Home IP isn’t reliable, there are much better ways of fingerprinting you. It’s more device based. People move around.
It’s also fair to point out that your browser may not know your external IP; if you’re behind a NAT, like a home LAN, your computer probably thinks its IP is the LAN IP, an address shared by millions of computers the world over. If you’re using a VPN, your external IP (which JavaScript could get) is the IP of the exit node - an IP shared with possibly dozens of other people. Of you’re not using a VPN, well… that’s on you. That’s privacy 101.
This. It’s not so much your IP address that identifies you; it’s your browser fingerprint
Yup. Entirely possible. Blocking third party cookies might somewhat reduce sites’ ability to tell that you’re the same you on the same browser between VPN and direct connection, but even that isn’t any guarantee that Linkedin (and/or the ad providers Linkedin uses) and Spotify (and/or their ad providers) don’t know you’re the same user between VPN and direct.
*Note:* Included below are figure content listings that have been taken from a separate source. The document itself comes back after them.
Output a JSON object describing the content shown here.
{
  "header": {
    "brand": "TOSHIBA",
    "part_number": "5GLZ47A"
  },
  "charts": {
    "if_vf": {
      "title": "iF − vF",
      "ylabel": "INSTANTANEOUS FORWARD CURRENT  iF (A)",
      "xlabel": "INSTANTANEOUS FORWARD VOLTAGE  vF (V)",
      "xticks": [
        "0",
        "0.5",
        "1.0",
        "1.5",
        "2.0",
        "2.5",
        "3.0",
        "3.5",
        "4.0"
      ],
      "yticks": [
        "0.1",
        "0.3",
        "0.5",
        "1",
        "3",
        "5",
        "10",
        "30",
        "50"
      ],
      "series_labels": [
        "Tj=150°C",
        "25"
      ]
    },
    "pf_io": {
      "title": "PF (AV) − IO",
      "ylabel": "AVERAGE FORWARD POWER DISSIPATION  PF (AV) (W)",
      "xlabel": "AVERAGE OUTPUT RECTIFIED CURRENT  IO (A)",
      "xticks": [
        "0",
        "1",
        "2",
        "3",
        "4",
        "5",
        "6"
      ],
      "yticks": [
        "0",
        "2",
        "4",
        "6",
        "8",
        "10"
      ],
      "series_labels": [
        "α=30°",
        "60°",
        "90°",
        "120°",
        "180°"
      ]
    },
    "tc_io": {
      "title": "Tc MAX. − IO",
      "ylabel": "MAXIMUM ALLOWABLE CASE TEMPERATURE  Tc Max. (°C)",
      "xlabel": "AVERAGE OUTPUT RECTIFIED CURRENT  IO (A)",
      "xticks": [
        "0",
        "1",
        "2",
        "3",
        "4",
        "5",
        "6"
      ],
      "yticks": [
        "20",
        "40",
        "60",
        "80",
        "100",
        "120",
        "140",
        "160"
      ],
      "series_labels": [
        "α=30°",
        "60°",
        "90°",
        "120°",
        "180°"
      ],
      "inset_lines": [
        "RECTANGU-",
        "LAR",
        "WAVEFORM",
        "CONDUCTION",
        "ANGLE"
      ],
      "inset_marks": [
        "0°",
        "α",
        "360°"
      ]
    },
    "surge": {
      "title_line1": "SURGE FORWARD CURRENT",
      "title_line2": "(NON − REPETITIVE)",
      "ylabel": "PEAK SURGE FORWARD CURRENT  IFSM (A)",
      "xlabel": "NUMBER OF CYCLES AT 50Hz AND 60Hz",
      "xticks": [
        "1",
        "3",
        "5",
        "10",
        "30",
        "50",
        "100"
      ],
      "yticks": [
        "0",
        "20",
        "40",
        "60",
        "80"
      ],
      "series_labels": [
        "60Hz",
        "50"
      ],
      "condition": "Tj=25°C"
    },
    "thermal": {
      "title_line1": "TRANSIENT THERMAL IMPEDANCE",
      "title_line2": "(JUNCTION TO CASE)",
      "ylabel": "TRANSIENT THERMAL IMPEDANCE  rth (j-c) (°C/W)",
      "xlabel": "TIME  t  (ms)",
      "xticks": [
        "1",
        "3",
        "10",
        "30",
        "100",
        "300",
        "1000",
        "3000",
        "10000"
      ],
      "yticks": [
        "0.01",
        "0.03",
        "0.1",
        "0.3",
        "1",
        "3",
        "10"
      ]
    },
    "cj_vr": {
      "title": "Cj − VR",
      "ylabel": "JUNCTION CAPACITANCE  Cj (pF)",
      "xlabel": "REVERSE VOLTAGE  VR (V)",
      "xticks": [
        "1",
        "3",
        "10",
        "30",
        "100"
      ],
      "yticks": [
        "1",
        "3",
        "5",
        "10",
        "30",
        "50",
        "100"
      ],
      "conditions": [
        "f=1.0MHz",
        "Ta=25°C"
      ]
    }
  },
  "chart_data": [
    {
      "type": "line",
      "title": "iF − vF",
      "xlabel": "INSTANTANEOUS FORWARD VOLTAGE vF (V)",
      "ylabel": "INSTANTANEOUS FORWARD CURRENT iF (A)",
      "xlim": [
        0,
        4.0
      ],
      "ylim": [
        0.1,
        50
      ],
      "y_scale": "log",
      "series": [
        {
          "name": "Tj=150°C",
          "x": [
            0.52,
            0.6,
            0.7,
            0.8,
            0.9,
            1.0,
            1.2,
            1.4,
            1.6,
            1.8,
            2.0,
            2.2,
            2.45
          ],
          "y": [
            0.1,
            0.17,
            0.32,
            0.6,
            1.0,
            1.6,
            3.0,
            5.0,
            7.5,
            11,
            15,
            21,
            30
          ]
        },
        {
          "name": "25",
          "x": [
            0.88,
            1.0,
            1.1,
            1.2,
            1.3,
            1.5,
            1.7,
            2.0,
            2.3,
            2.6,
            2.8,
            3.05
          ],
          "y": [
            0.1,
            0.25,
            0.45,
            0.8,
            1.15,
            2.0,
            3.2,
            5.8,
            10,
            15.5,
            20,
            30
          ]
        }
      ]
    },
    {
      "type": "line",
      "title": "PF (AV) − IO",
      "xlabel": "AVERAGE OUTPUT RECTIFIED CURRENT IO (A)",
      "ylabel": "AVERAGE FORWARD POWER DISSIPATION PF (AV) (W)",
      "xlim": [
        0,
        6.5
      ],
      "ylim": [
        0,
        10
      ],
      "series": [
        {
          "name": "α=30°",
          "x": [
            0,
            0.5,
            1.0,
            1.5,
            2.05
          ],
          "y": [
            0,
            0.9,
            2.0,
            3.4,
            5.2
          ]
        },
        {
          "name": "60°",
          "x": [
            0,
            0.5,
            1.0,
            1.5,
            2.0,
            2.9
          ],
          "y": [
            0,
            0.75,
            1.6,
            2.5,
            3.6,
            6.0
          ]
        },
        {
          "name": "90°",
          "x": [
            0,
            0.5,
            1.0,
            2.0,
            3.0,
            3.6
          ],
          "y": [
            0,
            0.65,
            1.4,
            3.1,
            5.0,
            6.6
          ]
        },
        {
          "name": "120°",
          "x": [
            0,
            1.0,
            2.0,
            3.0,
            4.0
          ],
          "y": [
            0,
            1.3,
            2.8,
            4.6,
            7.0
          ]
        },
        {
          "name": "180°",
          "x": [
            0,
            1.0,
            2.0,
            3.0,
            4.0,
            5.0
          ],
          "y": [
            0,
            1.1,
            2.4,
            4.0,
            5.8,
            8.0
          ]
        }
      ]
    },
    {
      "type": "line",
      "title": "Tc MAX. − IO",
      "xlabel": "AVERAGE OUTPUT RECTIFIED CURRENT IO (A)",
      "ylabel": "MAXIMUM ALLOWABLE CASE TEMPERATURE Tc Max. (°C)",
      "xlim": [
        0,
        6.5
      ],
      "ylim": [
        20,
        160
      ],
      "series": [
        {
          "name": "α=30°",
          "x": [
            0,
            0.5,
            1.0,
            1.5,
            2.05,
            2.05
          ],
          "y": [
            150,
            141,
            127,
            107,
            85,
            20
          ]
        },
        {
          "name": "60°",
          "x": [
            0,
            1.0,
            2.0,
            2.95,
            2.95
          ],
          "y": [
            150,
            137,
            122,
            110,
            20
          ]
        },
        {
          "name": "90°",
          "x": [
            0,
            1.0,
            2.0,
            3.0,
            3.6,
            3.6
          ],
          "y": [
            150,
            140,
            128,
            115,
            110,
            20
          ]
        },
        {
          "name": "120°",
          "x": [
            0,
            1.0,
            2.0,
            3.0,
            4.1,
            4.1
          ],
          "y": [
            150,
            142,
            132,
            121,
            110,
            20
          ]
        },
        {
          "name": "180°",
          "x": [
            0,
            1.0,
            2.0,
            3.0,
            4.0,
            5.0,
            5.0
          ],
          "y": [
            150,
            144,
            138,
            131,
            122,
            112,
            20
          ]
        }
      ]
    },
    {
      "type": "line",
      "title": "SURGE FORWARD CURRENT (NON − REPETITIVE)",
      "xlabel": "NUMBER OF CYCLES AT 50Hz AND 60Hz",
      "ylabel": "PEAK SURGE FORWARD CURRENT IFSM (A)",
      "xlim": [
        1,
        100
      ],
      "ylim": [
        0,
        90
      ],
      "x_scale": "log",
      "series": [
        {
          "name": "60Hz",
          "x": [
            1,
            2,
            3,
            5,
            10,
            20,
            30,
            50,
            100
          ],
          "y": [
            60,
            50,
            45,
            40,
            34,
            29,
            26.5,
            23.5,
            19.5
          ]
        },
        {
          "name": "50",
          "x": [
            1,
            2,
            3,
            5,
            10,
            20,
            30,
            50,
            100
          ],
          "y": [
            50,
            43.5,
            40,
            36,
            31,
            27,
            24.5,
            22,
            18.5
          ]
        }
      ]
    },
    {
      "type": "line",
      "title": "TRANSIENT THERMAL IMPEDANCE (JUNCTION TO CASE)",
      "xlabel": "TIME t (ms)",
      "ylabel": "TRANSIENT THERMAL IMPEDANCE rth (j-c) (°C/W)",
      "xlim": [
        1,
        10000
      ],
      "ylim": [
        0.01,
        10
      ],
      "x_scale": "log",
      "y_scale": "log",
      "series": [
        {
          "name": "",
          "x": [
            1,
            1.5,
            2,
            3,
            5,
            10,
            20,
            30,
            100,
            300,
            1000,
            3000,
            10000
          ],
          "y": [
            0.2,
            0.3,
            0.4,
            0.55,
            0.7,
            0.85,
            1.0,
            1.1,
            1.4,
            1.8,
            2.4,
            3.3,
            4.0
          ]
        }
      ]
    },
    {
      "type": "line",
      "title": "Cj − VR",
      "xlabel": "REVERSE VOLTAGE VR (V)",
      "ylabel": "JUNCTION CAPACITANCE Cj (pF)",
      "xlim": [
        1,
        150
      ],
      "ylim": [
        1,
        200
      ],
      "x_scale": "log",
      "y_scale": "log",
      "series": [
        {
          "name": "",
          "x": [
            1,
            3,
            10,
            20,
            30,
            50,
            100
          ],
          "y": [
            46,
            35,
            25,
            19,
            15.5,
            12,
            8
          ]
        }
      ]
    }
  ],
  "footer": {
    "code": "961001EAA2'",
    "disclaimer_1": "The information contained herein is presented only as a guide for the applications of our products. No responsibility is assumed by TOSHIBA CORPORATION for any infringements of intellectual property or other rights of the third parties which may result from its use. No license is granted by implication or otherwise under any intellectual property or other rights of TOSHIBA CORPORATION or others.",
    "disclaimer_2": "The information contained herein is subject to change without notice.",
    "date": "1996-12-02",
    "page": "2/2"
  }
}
And if there’s some amount of collusion and/or purchase of user tracking info going on between those entities, even only first-party cookies are sufficient for them to be able to prove the link between your direct and VPN IP addresses. Even without any cookies, though, there are still browser fingerprinting techniques that are worth looking into if you want to know more about defeating that sort of tracking.
Logging out and closing the browser does not delete your cookies.
Depends on your settings. Firefox has a setting for delete cookies on exit. It is not on by default though
Cookies do not directly communicate your IP address, they’re just bits of data about your visit. Logging out of LinkedIn and closing your browser should clear them, unless they’re persistent cookies.
Using a VPN to create a new Spotify account maskes your actual IP address. Meaning spotify wont know your home IP address. But, if Spotify uses cookies from your previous sessions or if you log in with the same credentials, it may still serve targeted ads based on your previous activity.
So while cookies don’t transmit your IP address, they still influence the ads you see based on your browsing history and/or account information. For enhanced privacy, it’s usually recommended to set cookies to be wiped when you close the browser. I have a handful of sites I like to keep cookies for, but everything else is gone after each session.